Je décide de ne pas m'attarder, étant peu captivée par la vie soporifique de cette femme et déambule tranquillement vers le garage comme si ma présence était tout à fait naturelle. Le seul garde que je croise ne détecte aucune bizarrerie et poursuit sa ronde sans lancer d'alerte. Quatre modèles de berline s'alignent à l'abri des intempéries et me font de l'œil pour la suite de mon plan. Je récupère les clés accrochées au panneau mural et me munis d'un tournevis trainant à proximité pour crever les pneus des véhicules qui resteront sur place. Cette manœuvre, si simple dans les films demandent toutefois de l'énergie mais j'y viens à bout et commence à m'installer sur le siège conducteur. Comme chaque jeune adulte de mon âge, j'ai passé mon permis mais n'ai quasiment jamais eu l'occasion de conduire, avec mes gardes du corps trop précautionneux. 

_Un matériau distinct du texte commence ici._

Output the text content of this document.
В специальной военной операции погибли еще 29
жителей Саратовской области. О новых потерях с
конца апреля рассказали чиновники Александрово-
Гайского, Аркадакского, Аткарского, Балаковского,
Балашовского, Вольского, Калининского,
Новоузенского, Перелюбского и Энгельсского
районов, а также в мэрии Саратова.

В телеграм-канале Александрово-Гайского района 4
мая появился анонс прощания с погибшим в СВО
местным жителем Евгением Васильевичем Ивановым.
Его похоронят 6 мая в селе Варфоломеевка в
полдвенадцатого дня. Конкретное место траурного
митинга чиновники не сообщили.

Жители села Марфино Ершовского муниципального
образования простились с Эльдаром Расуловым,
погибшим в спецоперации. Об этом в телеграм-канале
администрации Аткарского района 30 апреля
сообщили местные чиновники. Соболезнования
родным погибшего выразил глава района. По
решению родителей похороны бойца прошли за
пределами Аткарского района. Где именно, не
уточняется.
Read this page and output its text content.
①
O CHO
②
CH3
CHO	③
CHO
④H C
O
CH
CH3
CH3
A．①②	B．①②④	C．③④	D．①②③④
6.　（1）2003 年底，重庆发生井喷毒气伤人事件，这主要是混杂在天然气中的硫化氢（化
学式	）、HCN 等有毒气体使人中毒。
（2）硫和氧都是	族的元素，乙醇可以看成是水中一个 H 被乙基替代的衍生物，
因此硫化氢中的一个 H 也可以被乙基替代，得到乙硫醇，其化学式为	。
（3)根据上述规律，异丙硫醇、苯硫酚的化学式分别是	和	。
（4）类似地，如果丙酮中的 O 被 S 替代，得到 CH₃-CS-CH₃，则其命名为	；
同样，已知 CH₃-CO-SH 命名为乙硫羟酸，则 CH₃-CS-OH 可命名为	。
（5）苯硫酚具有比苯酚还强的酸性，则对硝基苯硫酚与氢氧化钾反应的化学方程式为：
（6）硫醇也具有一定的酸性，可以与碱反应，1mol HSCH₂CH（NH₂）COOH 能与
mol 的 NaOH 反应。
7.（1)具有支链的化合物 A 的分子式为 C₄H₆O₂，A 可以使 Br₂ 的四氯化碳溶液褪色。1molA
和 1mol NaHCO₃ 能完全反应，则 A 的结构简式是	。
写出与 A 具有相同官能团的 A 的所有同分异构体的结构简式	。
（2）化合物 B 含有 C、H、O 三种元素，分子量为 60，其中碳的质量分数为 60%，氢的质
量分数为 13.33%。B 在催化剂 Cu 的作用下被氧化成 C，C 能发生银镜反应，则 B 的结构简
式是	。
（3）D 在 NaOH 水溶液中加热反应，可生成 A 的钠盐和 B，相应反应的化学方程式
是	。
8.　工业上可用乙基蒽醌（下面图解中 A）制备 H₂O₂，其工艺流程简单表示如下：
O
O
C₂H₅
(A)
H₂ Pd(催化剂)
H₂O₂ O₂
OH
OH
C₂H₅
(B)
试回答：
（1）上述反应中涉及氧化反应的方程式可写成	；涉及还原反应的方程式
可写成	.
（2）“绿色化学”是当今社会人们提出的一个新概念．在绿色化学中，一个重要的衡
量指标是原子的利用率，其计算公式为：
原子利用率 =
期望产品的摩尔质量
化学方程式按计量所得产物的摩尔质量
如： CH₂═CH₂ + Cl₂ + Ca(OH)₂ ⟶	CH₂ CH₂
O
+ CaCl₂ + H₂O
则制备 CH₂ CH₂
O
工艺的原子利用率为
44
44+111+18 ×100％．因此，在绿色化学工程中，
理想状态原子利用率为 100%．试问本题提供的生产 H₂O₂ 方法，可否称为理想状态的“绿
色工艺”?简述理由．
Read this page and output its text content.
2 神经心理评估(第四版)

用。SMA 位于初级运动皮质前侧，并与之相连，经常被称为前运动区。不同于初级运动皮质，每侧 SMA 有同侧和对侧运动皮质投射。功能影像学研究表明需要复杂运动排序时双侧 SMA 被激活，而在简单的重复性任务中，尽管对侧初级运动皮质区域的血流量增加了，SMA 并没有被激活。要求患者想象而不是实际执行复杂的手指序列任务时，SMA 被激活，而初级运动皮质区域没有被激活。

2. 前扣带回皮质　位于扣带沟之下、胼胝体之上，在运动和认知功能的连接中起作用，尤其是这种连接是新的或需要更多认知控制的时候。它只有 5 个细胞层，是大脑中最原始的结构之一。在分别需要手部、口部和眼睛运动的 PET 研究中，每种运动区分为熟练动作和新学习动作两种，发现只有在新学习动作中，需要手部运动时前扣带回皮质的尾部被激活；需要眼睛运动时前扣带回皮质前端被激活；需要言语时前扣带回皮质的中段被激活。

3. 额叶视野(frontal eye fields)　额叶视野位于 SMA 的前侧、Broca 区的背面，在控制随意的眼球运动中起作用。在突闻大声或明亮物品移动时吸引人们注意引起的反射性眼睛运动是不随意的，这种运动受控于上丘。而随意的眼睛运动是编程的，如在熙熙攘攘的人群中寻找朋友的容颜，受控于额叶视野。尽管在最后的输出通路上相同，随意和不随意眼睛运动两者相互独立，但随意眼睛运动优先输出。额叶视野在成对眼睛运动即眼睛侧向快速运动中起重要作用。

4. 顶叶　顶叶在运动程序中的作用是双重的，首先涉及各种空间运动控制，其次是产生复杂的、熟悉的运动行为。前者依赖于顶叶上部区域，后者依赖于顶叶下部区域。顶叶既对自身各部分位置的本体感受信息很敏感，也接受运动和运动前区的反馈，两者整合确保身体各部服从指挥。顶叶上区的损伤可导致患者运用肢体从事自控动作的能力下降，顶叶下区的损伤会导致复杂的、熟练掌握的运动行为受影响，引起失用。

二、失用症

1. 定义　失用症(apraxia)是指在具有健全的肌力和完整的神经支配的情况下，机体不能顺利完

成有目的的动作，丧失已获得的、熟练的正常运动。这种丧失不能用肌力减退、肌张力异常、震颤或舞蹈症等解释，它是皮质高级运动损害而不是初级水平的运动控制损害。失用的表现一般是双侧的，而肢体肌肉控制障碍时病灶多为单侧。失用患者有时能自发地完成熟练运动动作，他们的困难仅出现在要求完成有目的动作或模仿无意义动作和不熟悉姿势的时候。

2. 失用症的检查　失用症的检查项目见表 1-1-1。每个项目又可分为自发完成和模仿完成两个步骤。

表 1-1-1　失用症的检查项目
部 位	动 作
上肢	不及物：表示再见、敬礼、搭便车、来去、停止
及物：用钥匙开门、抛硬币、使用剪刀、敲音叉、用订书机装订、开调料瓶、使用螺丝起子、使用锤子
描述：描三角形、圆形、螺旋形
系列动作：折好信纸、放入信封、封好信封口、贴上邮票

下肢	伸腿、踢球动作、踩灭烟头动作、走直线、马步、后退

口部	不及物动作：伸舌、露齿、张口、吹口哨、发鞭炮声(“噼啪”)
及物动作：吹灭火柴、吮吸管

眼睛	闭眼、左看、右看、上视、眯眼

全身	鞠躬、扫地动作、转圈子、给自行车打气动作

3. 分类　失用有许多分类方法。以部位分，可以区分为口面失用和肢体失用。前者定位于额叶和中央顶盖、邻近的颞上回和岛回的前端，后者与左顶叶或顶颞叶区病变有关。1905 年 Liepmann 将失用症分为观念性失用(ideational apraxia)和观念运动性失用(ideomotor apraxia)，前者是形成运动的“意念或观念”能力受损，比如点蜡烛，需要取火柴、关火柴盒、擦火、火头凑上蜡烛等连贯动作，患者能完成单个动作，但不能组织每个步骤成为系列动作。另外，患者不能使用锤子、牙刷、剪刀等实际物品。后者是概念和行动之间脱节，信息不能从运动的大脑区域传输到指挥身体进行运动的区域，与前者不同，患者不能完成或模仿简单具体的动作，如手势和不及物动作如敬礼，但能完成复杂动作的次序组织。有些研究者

Je m'apprête à activer le contact quand une silhouette se positionne de profil, devant la sortie de garage. Mon souffle se coupe, réalisant que mon escapade s'arrête là. Changbin bombe le torse quand je meurs d'envie de me cacher et il regarde fixement vers le portail. J'ouvre ma portière, résolue à baisser les armes sans mettre de bâton dans les roues à celui qui m'a soutenue dans une période difficile mais un drôle de conseil arrive jusqu'à mes oreilles. 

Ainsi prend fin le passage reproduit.